2018, digital, color, sound, 88 min.

Once upon a time, in 1915, a German saboteur arrived to Manhattan to interrupt the export of American munitions to Britain. He soon finds a collaborator in a wayward stevedore who unwittingly leads him to a group of labor anarchists. Sabotage and betrayal soon turn these bedfellows into agents of the other’s tragic end. In the spirit of a silent film from the era, this musical melodrama plays itself out through the interaction of archival images and the theatrical rendition of lives as they might have been lived on The Manhattan Front.

The Manhattan Front is Cathy Lee Crane’s debut feature-length fiction film concerned with an over-looked chapter of American history.  Its core impulse for the director came from a very personal question: “Who might my maternal great-grandmother have been?”
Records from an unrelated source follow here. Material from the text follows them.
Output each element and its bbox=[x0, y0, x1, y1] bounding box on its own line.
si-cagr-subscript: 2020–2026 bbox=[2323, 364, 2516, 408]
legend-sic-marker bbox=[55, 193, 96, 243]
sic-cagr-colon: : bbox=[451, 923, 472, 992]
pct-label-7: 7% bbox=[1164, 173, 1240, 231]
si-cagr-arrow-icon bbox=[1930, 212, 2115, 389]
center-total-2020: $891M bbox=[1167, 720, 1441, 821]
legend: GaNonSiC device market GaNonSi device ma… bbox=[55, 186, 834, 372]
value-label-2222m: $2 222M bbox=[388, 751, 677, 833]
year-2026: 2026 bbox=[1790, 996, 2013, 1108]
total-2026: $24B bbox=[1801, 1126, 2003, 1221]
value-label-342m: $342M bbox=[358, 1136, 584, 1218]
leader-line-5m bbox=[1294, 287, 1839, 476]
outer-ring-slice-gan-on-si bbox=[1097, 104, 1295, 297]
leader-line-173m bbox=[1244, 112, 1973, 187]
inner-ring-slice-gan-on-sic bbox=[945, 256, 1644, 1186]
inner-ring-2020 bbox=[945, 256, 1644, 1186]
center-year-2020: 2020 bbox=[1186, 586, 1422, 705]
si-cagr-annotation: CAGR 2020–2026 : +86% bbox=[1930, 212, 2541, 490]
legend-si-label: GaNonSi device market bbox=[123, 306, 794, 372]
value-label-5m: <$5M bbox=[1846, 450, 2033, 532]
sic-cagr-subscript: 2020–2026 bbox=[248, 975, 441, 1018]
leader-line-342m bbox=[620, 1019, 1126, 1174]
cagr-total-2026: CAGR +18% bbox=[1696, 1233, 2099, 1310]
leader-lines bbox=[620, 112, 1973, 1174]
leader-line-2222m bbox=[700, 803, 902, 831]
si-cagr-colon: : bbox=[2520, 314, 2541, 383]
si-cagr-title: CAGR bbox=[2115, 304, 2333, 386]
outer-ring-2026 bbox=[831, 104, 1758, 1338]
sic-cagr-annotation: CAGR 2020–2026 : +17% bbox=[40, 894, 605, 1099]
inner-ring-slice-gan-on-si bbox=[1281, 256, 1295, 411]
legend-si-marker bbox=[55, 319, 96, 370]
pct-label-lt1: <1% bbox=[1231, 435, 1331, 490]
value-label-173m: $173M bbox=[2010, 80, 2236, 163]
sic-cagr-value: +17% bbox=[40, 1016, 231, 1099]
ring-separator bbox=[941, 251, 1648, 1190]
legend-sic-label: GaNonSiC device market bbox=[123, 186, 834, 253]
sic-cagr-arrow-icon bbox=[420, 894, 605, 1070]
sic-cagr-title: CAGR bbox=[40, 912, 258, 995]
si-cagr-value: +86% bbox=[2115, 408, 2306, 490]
When the U.S. entered World War I, a butcher in the Bronx adopted Crane’s maternal grandmother at the age of three. Extensive research into the lives of women in Manhattan from 1914-1917 led to the discovery that during this period of U.S. neutrality, the Great War was being waged on what German Naval Officer von Rintelen described as The Manhattan Front.

The film’s visual style of staged live action material is designed as if were the playing ground of a child’s dollhouse. The film could be said to be the story of the First World War as told by a little girl playing. Any one of its female protagonists could later become anyone’s great-grandmother.

The film’s value to the present derives from Barbara Tuchman’s idea of the distant mirror: we look back to history because something in the present needs to be seen anew.  Issues of progressive labor politics, munitions production, surveillance of citizens, and domestic effects of war are still pressing concerns.

Continuing her unique aesthetic that combines staged and archival material, this film furthers Crane’s investigation into the manner by which fact and fiction unmask each other; an ongoing inquiry into hidden histories held in the archive.